ATHENS – Greece’s record in holding down the number of cases and fatalities in the COVID-19 pandemic is also being used to try to lure more film producers to come to the country to shoot, coinciding with the release of the buddy road film The Trip to Greece.
Greece’s New Democracy, working to reverse the country’s previously notoriously anti-film mentality, is also raising cash rebates from 35% to 40% with more films being shot in the first post-pandemic European co-production movie start-up, said Variety.
“Greece is quite a success story in these particularly difficult times because of (COVID-19) measures that were taken early on,” said Venia Vergou, Director of the Hellenic Film Commission during a virtual Cannes Market panel.
The government on March 23 imposed a lockdown of non-essential businesses on March 23 to prevent the spread of the Coronavirus and didn’t begin a weekly gradual lifting until May 4, leading to the first tourism from other countries with safe records arriving June 15.
The hit Greek TV series, a period piece about three farm sisters who live in a small, fictional village in the Thessalian flatland in the late 1950’s was the first Greek production that started filming after the pandemic, the industry’s entertainment bible wrote.
The scheduled production output of “Wild Bees,” which is produced for Antenna TV, was “only one week ahead of the (TV) screenings, which is very common in Greece,” said its director, Lefteris Charitos. So basically its Greek fans had been left high and dry. But “when things started looking better … our producer came up with a plan,” he said.
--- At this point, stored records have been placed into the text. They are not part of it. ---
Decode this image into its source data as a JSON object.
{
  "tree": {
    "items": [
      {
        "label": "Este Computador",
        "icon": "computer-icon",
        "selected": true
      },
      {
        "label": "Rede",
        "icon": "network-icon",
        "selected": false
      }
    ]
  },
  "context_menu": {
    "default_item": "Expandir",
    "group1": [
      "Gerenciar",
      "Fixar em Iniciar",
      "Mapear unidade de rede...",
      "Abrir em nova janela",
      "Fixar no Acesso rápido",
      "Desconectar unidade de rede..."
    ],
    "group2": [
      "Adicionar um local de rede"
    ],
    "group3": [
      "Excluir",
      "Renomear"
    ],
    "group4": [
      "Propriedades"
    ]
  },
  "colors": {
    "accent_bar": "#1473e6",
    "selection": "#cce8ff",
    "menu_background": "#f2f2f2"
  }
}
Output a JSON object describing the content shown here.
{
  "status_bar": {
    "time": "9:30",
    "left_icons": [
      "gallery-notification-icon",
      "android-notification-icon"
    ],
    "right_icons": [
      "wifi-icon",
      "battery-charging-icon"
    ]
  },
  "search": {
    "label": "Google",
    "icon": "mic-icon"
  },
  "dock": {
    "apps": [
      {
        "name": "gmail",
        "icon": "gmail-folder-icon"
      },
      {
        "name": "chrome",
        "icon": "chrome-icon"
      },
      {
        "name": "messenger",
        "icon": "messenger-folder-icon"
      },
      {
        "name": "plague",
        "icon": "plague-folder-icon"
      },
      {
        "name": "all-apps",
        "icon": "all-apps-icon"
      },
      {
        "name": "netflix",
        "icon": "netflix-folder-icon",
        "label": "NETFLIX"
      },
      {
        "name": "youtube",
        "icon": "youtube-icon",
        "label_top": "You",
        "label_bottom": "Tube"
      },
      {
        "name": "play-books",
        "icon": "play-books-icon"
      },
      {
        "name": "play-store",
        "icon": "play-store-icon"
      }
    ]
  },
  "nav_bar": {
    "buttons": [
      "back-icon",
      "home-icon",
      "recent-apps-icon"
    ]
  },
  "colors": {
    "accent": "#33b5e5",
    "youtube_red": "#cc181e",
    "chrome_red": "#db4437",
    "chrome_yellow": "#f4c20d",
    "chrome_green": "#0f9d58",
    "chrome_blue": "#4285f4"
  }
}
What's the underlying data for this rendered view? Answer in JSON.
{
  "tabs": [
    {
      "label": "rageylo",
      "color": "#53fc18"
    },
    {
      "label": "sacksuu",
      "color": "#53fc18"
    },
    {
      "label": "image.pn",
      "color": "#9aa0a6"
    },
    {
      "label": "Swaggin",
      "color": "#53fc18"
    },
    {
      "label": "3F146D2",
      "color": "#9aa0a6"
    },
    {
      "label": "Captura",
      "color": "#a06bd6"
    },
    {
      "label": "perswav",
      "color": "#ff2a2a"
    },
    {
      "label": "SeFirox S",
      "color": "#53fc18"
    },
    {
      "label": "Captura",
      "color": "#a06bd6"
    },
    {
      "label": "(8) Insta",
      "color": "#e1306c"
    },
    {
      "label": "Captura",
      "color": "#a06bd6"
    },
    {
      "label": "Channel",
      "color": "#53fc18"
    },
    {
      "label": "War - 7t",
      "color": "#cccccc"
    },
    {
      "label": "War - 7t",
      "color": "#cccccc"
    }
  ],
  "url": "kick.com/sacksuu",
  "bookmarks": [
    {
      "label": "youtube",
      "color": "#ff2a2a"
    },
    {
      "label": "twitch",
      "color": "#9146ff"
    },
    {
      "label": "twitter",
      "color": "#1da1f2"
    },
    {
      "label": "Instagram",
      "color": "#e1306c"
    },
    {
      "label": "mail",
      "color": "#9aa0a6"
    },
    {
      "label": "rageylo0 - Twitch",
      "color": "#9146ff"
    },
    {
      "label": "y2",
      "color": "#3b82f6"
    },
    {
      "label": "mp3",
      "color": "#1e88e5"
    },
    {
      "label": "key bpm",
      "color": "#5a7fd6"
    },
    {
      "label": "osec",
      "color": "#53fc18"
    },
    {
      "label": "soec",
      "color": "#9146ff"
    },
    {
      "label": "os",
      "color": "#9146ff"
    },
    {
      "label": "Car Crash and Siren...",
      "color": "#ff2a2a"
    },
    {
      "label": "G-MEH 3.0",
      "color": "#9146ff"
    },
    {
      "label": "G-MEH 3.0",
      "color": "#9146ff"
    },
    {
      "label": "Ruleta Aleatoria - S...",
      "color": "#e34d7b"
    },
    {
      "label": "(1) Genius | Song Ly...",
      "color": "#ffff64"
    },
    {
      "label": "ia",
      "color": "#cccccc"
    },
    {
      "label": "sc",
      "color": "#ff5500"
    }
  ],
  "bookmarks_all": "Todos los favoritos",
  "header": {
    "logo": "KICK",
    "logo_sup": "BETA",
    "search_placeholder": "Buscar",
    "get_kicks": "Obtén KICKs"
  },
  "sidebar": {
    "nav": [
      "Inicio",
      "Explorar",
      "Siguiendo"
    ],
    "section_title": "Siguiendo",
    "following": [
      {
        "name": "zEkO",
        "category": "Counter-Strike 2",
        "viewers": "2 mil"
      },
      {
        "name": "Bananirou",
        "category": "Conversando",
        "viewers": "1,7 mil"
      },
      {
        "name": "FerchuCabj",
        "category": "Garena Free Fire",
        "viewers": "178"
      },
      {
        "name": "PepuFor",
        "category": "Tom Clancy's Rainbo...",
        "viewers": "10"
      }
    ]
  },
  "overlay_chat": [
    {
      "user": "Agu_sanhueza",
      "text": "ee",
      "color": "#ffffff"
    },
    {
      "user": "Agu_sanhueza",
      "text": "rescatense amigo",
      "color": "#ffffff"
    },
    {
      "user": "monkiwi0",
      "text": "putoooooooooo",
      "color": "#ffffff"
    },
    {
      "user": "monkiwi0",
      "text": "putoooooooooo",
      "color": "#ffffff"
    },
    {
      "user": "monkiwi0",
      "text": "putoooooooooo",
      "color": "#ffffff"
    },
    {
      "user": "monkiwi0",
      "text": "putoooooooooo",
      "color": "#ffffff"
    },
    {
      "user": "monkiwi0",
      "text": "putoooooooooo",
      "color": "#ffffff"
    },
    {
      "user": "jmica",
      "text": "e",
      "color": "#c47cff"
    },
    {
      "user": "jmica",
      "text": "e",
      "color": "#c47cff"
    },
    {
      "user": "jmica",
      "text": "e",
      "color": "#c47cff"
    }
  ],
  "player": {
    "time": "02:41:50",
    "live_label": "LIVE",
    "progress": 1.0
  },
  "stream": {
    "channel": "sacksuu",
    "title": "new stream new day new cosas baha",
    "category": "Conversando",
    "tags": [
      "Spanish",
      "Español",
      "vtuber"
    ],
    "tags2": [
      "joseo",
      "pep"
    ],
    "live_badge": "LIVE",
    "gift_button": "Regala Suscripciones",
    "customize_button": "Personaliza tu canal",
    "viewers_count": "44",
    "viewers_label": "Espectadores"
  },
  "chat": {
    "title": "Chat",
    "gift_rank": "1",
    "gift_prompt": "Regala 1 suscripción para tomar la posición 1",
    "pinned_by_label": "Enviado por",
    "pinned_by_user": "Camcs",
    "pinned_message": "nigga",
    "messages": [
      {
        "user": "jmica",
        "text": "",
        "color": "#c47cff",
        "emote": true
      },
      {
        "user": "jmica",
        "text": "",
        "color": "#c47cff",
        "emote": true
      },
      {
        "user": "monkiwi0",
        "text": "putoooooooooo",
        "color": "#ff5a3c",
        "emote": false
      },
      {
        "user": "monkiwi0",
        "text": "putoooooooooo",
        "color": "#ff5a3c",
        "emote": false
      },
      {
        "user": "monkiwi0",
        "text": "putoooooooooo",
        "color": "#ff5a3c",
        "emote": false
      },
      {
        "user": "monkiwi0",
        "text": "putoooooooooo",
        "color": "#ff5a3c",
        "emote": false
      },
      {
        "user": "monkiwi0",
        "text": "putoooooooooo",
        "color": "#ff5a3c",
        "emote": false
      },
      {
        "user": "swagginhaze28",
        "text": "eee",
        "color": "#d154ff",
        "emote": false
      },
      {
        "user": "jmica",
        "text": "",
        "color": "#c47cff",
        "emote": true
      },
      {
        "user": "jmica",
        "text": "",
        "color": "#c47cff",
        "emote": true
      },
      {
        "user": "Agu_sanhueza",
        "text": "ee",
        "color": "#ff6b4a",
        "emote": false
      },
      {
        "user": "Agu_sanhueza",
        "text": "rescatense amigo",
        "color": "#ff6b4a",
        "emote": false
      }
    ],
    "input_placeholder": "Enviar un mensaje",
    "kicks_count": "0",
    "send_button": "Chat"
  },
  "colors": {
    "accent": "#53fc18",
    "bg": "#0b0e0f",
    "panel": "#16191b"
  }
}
“He saw all the protocols coming out of Europe…and bought thousands of masks and gloves; we were tested; and we basically decided to start shooting only a week after lockdown was over,” Charitos recounted.
Producer Yorgos Karnavas, making the German-Italian-Greek co-production Töchter (English translation Daughter) is shooting on the island of Amorgos and, saying his is the first European co-production to start filming post-pandemic.
“We brought international crew in with a private plane, so they didn’t have to be on the plane with other people; they were tested (for coronavirus) two days before…and the hotel is fully booked by us,” said Karnavas, of Greek company Heretic, who noted that for this feature coronavirus-related the extra costs “can go up to 2% of the budget.”
He added that they are shooting with very few scenes with extras, “so in many cases the logistics are easy.”
The next international shoot expected to start filming in Greece is French director Francois Uzan’s comedy Smile For The Photo, starring Jacques Gamblin and Pascale Arbillot and co-produced by France’s Orange Studios and Greece’s Fenia Cossovista, who said the plan is for cameras to start rolling on July 13.
Cossovista said health measures will go beyond those ordered by the government and that all cast and crew will be tested for the virus, adding that Frances’s Fonds de Garantie will ensure that insurance companies are refunded if there’s a breakout during shooting.
Increasing the cash rebate for filmmakers is awaiting final approval, expected in July, the report said, with the government eager to get the economy going again and luring other foreign investors.
The bill also involves extending funding options to more beneficiaries than the country’s current scheme allows and also accelerating the rebate payback process.
Greece is benefitting from praise by British producer Josh Hyams who helped finance The Trip to Greece, starring British comic actors Steve Coogan and Rob Brydon, going cross-country and sharing dining, historical and philosophical experiences and their dueling impressions of Michael Caine.